Un peu à la surprise générale, du moins pour ceux qui n’ont pas vu la rencontre, l’Atletico Madrid a remporté la Supercoupe d’Europe face à l’Inter Milan. Après avoir passé la première mi-temps sans difficulté majeure, les Madrilènes ont profité de la baisse de régime progressive de leurs adversaires pour les punir peu après l’heure de jeu avant de les achever dans les dix dernières minutes. Un facteur a particulièrement retenu mon attention sur ce match : le positionnement hybride de Dejan Stankovic.

Sur le tableau noir :

Ci-dessus, vous pouvez découvrir les deux équipes telles que l’on nous les présente à une heure du coup d’envoi (sur le site de l’UEFA). L’Atletico est dans son classique 4-4-2 avec des ailiers inversés (Simao à gauche, Reyes à droite) et sa paire Assunçao/Raul Garcia devant la défense. Côté Milan, on distingue clairement trois lignes : la défensive, le milieu à trois (Stankovic, Zanetti, Cambiasso de droite à gauche) et les trois offensifs (Sneijder, Milito et Eto’o).

Avec le ballon :

Comme la saison dernière, Sneijder et Milito font la paire dans l’axe. En revanche, Eto’o quitte son aile droite pour animer le flanc gauche devant un Chivu plutôt défensif. Du coup sur le tableau, c’est le désert à droite. La tâche d’animer ce couloir incombe au duo Stankovic/Maicon. Le premier, naturellement attiré vers l’intérieur, doit suivre les offensives de l’Inter, laissant à la paire Cambiasso/Zanetti le soin de compenser (voir ci-dessus). Le second a pour rôle d’animer l’aile, que ce soit par des tentatives en solitaire ou grâce à des décalages crées par ses partenaires.

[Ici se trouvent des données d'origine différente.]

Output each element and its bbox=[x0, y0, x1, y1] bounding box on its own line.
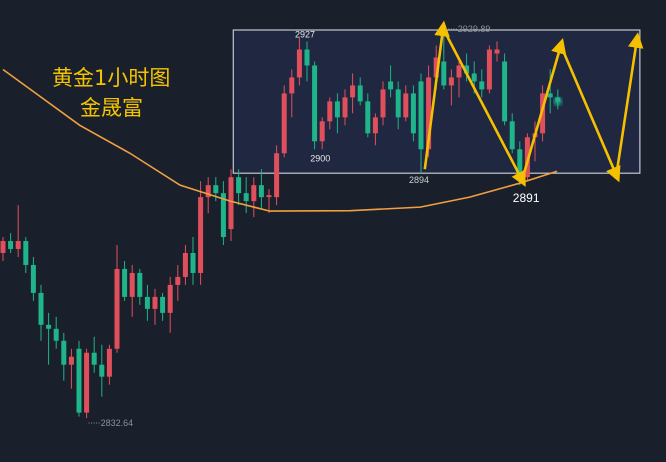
candle-down bbox=[213, 185, 219, 194]
chart-title: 黄金1小时图 bbox=[52, 66, 171, 90]
candle-down bbox=[46, 324, 52, 329]
candle-up bbox=[106, 348, 112, 377]
candle-down bbox=[30, 264, 36, 293]
candle-down bbox=[388, 81, 394, 90]
candle-up bbox=[296, 49, 302, 78]
candle-down bbox=[312, 65, 318, 142]
candle-up bbox=[114, 268, 120, 349]
candle-down bbox=[190, 253, 196, 273]
price-annotation: 2900 bbox=[310, 153, 330, 163]
candle-up bbox=[456, 65, 462, 78]
candle-down bbox=[99, 364, 105, 377]
candle-down bbox=[23, 241, 29, 265]
candle-up bbox=[380, 89, 386, 118]
candle-down bbox=[464, 65, 470, 74]
candle-down bbox=[547, 93, 553, 98]
candle-up bbox=[266, 195, 272, 198]
projection-arrow bbox=[520, 38, 567, 181]
candle-up bbox=[0, 241, 6, 254]
candle-down bbox=[8, 241, 14, 250]
chart-watermark-brand: 金晟富 bbox=[80, 96, 143, 120]
candle-up bbox=[198, 197, 204, 273]
projection-arrow bbox=[423, 20, 450, 170]
candle-down bbox=[91, 352, 97, 365]
candle-down bbox=[357, 85, 363, 102]
candle-down bbox=[479, 81, 485, 90]
candle-down bbox=[304, 49, 310, 66]
candle-down bbox=[334, 101, 340, 118]
candle-down bbox=[410, 93, 416, 134]
projection-arrow bbox=[559, 45, 621, 183]
candle-up bbox=[426, 77, 432, 150]
candle-up bbox=[129, 272, 135, 297]
candle-up bbox=[319, 121, 325, 142]
candle-down bbox=[38, 292, 44, 325]
candle-down bbox=[395, 89, 401, 118]
candle-up bbox=[84, 352, 90, 413]
candle-down bbox=[122, 268, 128, 297]
candle-up bbox=[182, 253, 188, 277]
candle-down bbox=[502, 61, 508, 122]
candle-up bbox=[251, 185, 257, 202]
price-annotation: 2832.64 bbox=[101, 418, 134, 428]
moving-average-line bbox=[2, 68, 558, 212]
candle-down bbox=[137, 272, 143, 297]
candle-down bbox=[258, 185, 264, 198]
price-annotation: 2927 bbox=[295, 30, 315, 40]
candle-down bbox=[243, 193, 249, 202]
candle-down bbox=[441, 61, 447, 86]
candle-down bbox=[471, 73, 477, 82]
price-annotation: 2891 bbox=[513, 191, 540, 205]
candle-up bbox=[350, 85, 356, 98]
candle-down bbox=[160, 296, 166, 313]
candle-up bbox=[15, 241, 21, 250]
candle-up bbox=[372, 117, 378, 134]
candle-down bbox=[53, 328, 59, 341]
candle-down bbox=[76, 348, 82, 413]
candle-up bbox=[175, 276, 181, 285]
candle-up bbox=[274, 153, 280, 198]
candle-down bbox=[365, 101, 371, 134]
candle-down bbox=[220, 193, 226, 238]
candle-up bbox=[228, 177, 234, 230]
candle-down bbox=[418, 81, 424, 150]
candle-up bbox=[68, 356, 74, 365]
candle-up bbox=[205, 185, 211, 198]
candle-up bbox=[281, 93, 287, 154]
projection-arrow bbox=[615, 32, 644, 176]
candle-up bbox=[342, 97, 348, 118]
candle-down bbox=[509, 121, 515, 150]
candle-up bbox=[433, 57, 439, 78]
price-annotation: 2894 bbox=[409, 175, 429, 185]
candle-up bbox=[327, 101, 333, 122]
candle-up bbox=[494, 49, 500, 54]
candle-down bbox=[144, 296, 150, 309]
candle-up bbox=[167, 284, 173, 313]
candle-up bbox=[403, 93, 409, 118]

Si l’on devait simplifier, les offensives de l’Inter pourraient se résumer aux dribbles de Eto’o sur l’aile gauche, à ceux de Maicon à droite et à la relation Sneijder/Milito (inexistante grâce à un Assunçao des grands soirs). Concernant la dernière, on sent d’ailleurs que le positionnement haut et axial de Stankovic lorsqu’il a le ballon est là pour offrir une solution alternative dans l’axe. Mais le repli de Raul Garcia est très efficace. Et sur le côté, Simao abat un très gros travail pour fermer un maximum le couloir à Maicon.

Résultat, le 4-3-2-1 transformé en 4-2-3-1 de l’Inter en phase offensive ne pose aucun problème aux Madrilènes. Le travail défensif de Simao et Reyes suffit pour éviter les surnombres et l’Atletico fait front sans trembler avec ses deux lignes de quatre joueurs derrière Aguero et Forlan. Incapable d’être dangereux, l’Inter se met en plus en danger à chaque fois qu’il se retrouve sur le reculoir, lorsqu’il doit passer de la phase de pressing à la phase défensive.

L’Inter presse :

Au cours de la première période, l’Inter Milan va s’offrir plusieurs phases de domination dans le camp adverse. Paradoxalement, ces temps forts se caractériseront surtout par une mise sous pression constante de la relance madrilène. Ce n’est pas très compliqué à expliquer : le 4-2-3-1 de la phase offensive (avec Stankovic à droite) ne se replie pas. Eto’o, Sneijder, Milito et Stankovic forment ainsi une ligne de quatre très haute dans le camp adverse.

Le reste du bloc suit : Zanetti et Cambiasso sont prêts à jaillir sur les relances plein axe et les deux latéraux (Chivu et Maicon) serrent de très près leurs adversaires directs (Simao et Reyes) pour limiter les possibilités de jeu à trois avec le milieu axial et le latéral. Du coup, l’Atletico s’est contenté pendant plusieurs minutes de balancer à l’aveugle vers Forlan et Aguero. Mais malheureusement pour eux, les Milanais n’ont pas eu la capacité de tenir un tel pressing pendant toute la rencontre. Et la gestion des temps faibles obligeant à un repli défensif s’est avérée catastrophique.

Le problème du repli :

Benitez avait pourtant bien préparé son match. Sur le côté droit de sa défense, il devait négocier avec les rentrées à l’intérieur de Simao, l’apport offensif vertical de Raul Garcia et les déplacements imprévisibles d’Aguero et Forlan. Difficile de négocier cela avec seulement trois joueurs (liés en bleu, Lucio, Zanetti, Maicon). Et ça, c’était lorsque Reyes ne tentait pas de rentrer sur son pied gauche pour envoyer une diagonale dans la foulée. Du coup, le replacement de Stankovic aux côtés de Zanetti offrait une solution intéressante pour densifier la première ligne défensive et éviter les risques d’infériorité numérique lorsque Raul Garcia et Simao se décidait à combiner dans cette zone du terrain.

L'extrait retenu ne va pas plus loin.